En voici un exemple personnel, tout beau, tout frais de ce matin. J'ai passé deux entretiens le mois dernier pour un poste d'animateur de réseau, me déplaçant en Belgique puis sur Paris. Après une troisième relance, j'ai enfin reçu cette réponse :

« Bonjour un autre profil correspond mieux à notre recherche .nous vous remercions de l interet porte à notre enseigne .bien à vous. »

Au-delà des erreurs de frappe et du manque de personnalisation (je suis sans doute vieux jeu, mais un « Bonjour M. Petit » eut été le bienvenu) qui pourrait supposer le bâclage et le peu d'intérêt apporté à la forme, je n'ai pu m'empêcher de répondre :

« Je vous remercie de m'en avoir enfin informé... Voyez-vous, pour être sincère, j'aurais aimé un peu plus de détails, au-delà de la formule convenue et sans remettre en cause votre choix, ils auraient pu m'aider à titre personnel pour mes futurs orientations. »

-         Que conséquemment, petit à petit, l'oiseau fait son nid. De manière insidieuse, comment ne pas comprendre que face à ces comportements (j'ai failli écrire face à ces vexations… ), le doute ne s'insinue pas dans la tête du candidat ?

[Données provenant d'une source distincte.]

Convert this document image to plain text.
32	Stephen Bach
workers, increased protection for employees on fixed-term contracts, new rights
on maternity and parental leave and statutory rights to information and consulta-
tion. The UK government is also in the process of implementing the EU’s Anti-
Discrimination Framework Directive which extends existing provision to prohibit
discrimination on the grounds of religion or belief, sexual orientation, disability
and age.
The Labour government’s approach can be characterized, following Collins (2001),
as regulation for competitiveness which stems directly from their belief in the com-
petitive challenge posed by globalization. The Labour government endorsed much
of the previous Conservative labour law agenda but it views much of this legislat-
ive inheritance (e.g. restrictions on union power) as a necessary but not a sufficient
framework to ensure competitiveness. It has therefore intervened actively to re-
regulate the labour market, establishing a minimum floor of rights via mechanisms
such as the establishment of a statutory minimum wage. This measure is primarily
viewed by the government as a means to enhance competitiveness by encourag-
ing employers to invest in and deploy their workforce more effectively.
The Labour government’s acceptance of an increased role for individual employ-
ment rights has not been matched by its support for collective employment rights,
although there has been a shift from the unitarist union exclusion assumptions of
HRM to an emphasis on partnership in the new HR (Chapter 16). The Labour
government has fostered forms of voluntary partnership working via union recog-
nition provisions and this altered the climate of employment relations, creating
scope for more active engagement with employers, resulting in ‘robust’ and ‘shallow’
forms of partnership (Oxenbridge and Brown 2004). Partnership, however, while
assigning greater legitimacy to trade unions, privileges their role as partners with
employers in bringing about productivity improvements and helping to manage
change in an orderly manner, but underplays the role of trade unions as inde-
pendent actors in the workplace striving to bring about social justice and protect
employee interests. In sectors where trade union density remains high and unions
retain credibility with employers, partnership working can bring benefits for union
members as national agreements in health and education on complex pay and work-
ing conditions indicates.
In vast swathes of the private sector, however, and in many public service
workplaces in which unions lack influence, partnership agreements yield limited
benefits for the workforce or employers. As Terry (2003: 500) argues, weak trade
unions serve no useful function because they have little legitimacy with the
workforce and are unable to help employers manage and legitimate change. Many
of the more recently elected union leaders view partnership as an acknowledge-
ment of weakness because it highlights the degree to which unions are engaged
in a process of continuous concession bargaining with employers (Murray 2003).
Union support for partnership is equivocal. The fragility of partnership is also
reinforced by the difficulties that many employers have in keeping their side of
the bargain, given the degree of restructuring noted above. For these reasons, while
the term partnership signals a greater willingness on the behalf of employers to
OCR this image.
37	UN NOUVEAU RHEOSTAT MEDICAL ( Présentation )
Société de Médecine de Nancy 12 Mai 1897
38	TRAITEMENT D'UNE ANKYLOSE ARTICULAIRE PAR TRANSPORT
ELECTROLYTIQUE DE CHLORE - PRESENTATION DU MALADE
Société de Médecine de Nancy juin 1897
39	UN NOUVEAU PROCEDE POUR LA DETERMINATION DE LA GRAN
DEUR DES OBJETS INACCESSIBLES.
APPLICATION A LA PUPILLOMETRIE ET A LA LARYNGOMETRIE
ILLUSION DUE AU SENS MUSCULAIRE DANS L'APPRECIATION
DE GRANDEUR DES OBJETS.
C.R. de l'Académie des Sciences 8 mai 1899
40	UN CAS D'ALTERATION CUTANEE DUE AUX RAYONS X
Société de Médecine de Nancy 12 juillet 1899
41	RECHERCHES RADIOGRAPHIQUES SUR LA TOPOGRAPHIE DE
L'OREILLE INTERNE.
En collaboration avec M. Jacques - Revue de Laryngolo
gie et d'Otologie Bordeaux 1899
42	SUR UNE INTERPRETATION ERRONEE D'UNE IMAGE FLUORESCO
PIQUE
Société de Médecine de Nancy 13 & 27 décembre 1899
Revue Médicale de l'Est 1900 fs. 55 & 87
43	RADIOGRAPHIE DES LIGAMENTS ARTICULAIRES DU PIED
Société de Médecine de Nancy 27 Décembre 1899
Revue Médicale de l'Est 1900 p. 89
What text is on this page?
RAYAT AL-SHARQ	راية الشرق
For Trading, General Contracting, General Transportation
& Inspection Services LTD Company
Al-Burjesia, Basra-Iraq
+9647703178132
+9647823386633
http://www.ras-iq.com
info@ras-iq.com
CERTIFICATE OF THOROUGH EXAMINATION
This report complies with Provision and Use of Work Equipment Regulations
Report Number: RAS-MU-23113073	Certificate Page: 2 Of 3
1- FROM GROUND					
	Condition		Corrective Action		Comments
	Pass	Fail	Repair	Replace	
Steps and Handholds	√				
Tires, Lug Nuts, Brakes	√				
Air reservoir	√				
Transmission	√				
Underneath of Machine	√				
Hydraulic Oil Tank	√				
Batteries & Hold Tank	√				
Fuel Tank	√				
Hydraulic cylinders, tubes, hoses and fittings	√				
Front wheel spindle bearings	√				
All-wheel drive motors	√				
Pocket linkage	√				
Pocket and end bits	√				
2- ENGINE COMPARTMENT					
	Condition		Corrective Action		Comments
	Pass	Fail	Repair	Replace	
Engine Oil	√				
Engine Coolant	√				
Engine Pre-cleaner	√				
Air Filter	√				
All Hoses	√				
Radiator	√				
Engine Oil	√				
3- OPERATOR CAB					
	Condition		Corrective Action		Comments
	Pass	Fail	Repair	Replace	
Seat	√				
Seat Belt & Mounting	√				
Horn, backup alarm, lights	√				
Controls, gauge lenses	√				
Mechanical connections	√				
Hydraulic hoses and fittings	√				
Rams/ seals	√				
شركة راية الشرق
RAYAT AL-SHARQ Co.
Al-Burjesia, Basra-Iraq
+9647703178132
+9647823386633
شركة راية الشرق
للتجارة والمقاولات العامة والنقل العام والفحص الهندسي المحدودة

Alors, s'il-vous plait, Mesdames et Messieurs les recruteurs. Arrêtez votre attitude pusillanime quand vous n'êtes pas en mesure de justifier votre refus et assumez, ce qui peut tout à fait se concevoir, car nous sommes dans le cadre de l'humain et sa part de subjectivité, que le choix final n'est pas de l'ordre de la raison mais du pifomètre.